Três cenários possíveis definem o rumo da decisão de 30 de julho:
Postura cautelosa do Banco da Inglaterra com dados resilientes do euro: rompimento da barreira de 0,8600.
Banco da Inglaterra com postura agressiva e dados fracos sobre o euro: um novo teste de 0,8500.
Não houve mudança clara na política: o intervalo se mantém entre 0,8500 e 0,8600.
A mínima de 0,84873 é o principal ponto de pivô de baixa; uma quebra abaixo dela sinalizaria que o prêmio da taxa de juros da libra esterlina se reafirmou.
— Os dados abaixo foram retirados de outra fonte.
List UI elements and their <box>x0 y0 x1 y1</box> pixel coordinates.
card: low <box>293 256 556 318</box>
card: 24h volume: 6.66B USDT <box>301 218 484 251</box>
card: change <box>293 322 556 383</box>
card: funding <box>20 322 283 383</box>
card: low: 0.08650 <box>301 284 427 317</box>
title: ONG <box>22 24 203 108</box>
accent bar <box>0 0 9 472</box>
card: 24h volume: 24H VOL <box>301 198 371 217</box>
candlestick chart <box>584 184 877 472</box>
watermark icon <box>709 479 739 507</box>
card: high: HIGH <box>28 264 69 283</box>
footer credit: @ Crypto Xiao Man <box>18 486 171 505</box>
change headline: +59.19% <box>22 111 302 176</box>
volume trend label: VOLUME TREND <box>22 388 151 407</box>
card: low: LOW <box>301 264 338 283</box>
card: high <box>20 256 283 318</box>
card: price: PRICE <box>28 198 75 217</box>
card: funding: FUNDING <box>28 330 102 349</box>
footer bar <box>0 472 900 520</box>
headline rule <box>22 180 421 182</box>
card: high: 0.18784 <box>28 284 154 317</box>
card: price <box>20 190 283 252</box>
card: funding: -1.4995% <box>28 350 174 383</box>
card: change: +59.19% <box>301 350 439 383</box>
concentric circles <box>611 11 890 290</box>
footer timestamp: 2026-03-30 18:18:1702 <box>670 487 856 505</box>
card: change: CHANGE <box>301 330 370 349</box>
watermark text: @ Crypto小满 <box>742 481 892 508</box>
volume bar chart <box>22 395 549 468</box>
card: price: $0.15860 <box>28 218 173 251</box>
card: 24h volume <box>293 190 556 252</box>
No lado positivo, 0,8600 é um número redondo e também a origem da queda de julho, portanto, um fechamento sustentado acima dele marcaria o movimento como algo mais do que uma simples recuperação corretiva.
Independentemente do resultado do dia 30 de julho, mapear com antecedência os pontos de entrada e saída em torno de 0,8500 e 0,8600 mantém o risco definido. A calculadora de risco-retorno do EBC Financial Group pode definir esses níveis antes da decisão.
O par EUR/GBP recuperou-se porque o mercado deixou de pagar mais por uma vantagem da taxa de juro da libra esterlina que já tinha precificado. A inflação mais baixa reduziu as probabilidades de um novo aumento das taxas de juro por parte do Banco de Inglaterra, e o risco fiscal diminuiu o interesse em manter libras esterlinas apenas para fins de carry trade.
A recuperação não depende de uma economia forte na zona do euro, mas precisa de confirmação, e a divisão do Comitê de Política Monetária (MPC) em 30 de julho é o próximo teste. A menos que o campo mais conservador se amplie, a libra esterlina poderá ter dificuldades para transformar sua vantagem de 150 pontos-base em valorização frente ao euro.